Только сейчас я это понял, только сейчас я искренне раскаялся, а не так, как тогда, когда просто перечислял свои нехорошие дела. Это же было самое настоящее убийство! Ответственность за убийство в современном Уголовном Кодексе России описывает 105-я статья. Ко мне относится ее 2-я часть: «Убийство двух или более лиц». Такое деяние наказывается лишением свободы сроком от 8 до 20 лет или пожизненным заключением, или смертной казнью. Отягчающими обстоятельствами в моем случае является: убийство группой лиц (еще, как минимум, один хирург), по предварительному сговору и убийство человека, находящегося в заведомо известном беспомощном состоянии. Значит, даже по нашим несовершенным и либеральным законам мне полагается уже здесь, на земле, смертная казнь! А что же по совершенному и праведному Закону Божьему? — Казнь вечная! Может быть, скажете, как тот батюшка: «Это дело женское?» Как раз-то и нет!

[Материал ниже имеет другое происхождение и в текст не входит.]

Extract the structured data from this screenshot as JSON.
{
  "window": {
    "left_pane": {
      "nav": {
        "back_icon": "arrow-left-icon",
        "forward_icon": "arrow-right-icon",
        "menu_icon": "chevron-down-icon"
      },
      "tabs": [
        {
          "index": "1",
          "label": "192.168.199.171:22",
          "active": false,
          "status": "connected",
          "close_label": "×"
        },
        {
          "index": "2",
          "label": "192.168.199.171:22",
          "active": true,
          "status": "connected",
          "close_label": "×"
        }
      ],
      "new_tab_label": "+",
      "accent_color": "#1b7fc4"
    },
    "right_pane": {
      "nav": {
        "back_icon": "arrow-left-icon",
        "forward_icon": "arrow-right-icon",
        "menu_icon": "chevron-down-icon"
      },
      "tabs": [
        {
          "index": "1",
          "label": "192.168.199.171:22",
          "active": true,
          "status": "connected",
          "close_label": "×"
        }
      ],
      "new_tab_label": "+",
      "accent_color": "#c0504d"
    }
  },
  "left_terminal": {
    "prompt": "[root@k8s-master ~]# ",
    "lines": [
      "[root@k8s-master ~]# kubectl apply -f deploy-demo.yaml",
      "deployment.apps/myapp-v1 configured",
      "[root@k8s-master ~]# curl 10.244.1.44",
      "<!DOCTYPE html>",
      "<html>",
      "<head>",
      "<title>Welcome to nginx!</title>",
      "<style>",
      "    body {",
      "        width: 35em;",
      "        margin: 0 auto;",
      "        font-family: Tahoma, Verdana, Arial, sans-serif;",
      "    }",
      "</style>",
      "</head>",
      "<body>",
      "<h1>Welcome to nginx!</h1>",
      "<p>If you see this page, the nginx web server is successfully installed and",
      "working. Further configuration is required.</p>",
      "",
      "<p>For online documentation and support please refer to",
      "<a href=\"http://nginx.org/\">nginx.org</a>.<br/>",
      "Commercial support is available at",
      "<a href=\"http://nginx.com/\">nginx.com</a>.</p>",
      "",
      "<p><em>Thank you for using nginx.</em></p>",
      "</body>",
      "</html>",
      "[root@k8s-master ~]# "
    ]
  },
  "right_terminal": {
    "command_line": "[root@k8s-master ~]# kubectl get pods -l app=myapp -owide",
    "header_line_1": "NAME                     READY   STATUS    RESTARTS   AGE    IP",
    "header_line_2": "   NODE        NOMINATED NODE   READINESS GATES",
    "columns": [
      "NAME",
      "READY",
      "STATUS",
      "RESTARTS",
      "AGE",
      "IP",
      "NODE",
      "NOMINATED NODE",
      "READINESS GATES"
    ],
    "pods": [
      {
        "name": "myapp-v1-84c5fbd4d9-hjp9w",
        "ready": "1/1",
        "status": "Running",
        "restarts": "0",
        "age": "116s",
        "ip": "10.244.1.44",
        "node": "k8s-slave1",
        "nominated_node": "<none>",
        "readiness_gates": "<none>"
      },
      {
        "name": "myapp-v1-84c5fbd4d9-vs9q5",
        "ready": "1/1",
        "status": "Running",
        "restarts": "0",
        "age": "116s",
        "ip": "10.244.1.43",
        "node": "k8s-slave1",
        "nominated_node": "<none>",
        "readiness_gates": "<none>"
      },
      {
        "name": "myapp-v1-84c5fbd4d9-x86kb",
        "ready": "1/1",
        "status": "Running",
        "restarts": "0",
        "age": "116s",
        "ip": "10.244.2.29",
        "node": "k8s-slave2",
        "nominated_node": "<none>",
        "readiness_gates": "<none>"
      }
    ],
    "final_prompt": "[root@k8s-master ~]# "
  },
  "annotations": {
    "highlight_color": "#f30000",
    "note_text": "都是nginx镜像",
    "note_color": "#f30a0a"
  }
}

Может быть, и есть какие-то оголтелые особы, которые сами решают убивать своих детей, но обычная женщина всегда сомневается, всегда боится — ей будет больно и не полезно, ей страшно, она боится принять решение одна, она обращается к мужчине. А мужчина? — Стыдливо отводит глаза и лепечет что-то о несвоевременной беременности. Ведь, если бы я тогда твердо или, хотя бы, полутвердо сказал: «Убивать не будем, будем рожать», — мои дети были бы сейчас живы, и не оборвалась бы ниточка в будущее, и сохранилась бы возможность рождаться все новым и новым поколениям моих потомков. Но я не сказал тогда этих мужских слов.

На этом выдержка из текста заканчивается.